To wrong my friend, I shall be much forsworn;
And ev'n that pow'r which gave me first my oath

Provokes me to this threefold perjury:
Love bade me swear, and Love bids me forswear.

O sweet-suggesting Love, if thou hast sinn'd,
Teach me, thy tempted subject, to excuse it!

At first I did adore a twinkling star,
But now I worship a celestial sun.

Unheedful vows may heedfully be broken;
And he wants wit that wants resolved will

To learn his wit t' exchange the bad for better.
Fie, fie, unreverend tongue, to call her bad

Whose sovereignty so oft thou hast preferr'd
With twenty thousand soul-confirming oaths!

I cannot leave to love, and yet I do;
But there I leave to love where I should love.

Julia I lose, and Valentine I lose;
If I keep them, I needs must lose myself;

If I lose them, thus find I by their loss:
For Valentine, myself; for Julia, Silvia.

I to myself am dearer than a friend;
For love is still most precious in itself;

And Silvia- witness heaven, that made her fair!-
Shows Julia but a swarthy Ethiope.

I will forget that Julia is alive,
Rememb'ring that my love to her is dead;

And Valentine I'll hold an enemy,
Aiming at Silvia as a sweeter friend.

I cannot now prove constant to myself
Without some treachery us'd to Valentine.

This night he meaneth with a corded ladder
To climb celestial Silvia's chamber window,

Myself in counsel, his competitor.
Now presently I'll give her father notice

Of their disguising and pretended flight,
Who, all enrag'd, will banish Valentine,

For Thurio, he intends, shall wed his daughter;
But, Valentine being gone, I'll quickly cross

By some sly trick blunt Thurio's dull proceeding.
Love, lend me wings to make my purpose swift,

As thou hast lent me wit to plot this drift. Exit
SCENE VII.

Verona. JULIA'S house
Enter JULIA and LUCETTA

JULIA. Counsel, Lucetta; gentle girl, assist me;
And, ev'n in kind love, I do conjure thee,

Who art the table wherein all my thoughts
Are visibly character'd and engrav'd,

To lesson me and tell me some good mean
How, with my honour, I may undertake

A journey to my loving Proteus.
LUCETTA. Alas, the way is wearisome and long!

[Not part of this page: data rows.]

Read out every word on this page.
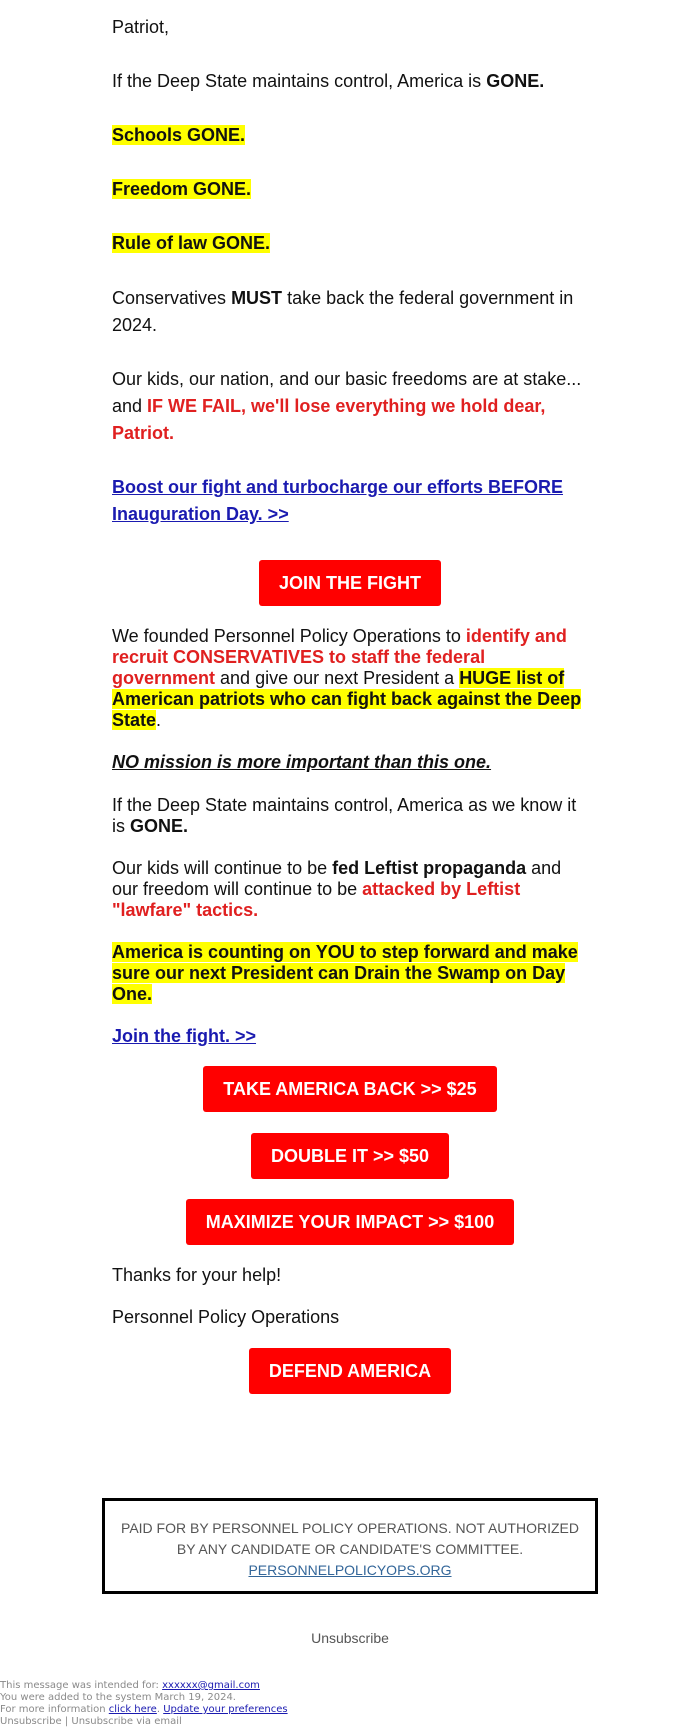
Patriot,

If the Deep State maintains control, America is GONE.

Schools GONE.

Freedom GONE.

Rule of law GONE.

Conservatives MUST take back the federal government in 2024.

Our kids, our nation, and our basic freedoms are at stake... and IF WE FAIL, we'll lose everything we hold dear, Patriot.

Boost our fight and turbocharge our efforts BEFORE Inauguration Day. >>

JOIN THE FIGHT

We founded Personnel Policy Operations to identify and recruit CONSERVATIVES to staff the federal government and give our next President a HUGE list of American patriots who can fight back against the Deep State.

NO mission is more important than this one.

If the Deep State maintains control, America as we know it is GONE.

Our kids will continue to be fed Leftist propaganda and our freedom will continue to be attacked by Leftist "lawfare" tactics.

America is counting on YOU to step forward and make sure our next President can Drain the Swamp on Day One.

Join the fight. >>

TAKE AMERICA BACK >> $25
DOUBLE IT >> $50
MAXIMIZE YOUR IMPACT >> $100

Thanks for your help!

Personnel Policy Operations

DEFEND AMERICA
PAID FOR BY PERSONNEL POLICY OPERATIONS. NOT AUTHORIZED
BY ANY CANDIDATE OR CANDIDATE'S COMMITTEE.
PERSONNELPOLICYOPS.ORG
Unsubscribe
This message was intended for: xxxxxx@gmail.com
You were added to the system March 19, 2024.
For more information click here. Update your preferences
Unsubscribe | Unsubscribe via email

JULIA. A true-devoted pilgrim is not weary
To measure kingdoms with his feeble steps;

Much less shall she that hath Love's wings to fly,
And when the flight is made to one so dear,

Of such divineperfection, as Sir Proteus.
LUCETTA. Better forbear till Proteus make return.

JULIA. O, know'st thou not his looks are my soul's food?
Pity the dearth that I have pined in

By longing for that food so long a time.
Didst thou but know the inly touch of love.

Thou wouldst as soon go kindle fire with snow
As seek to quench the fire of love with words.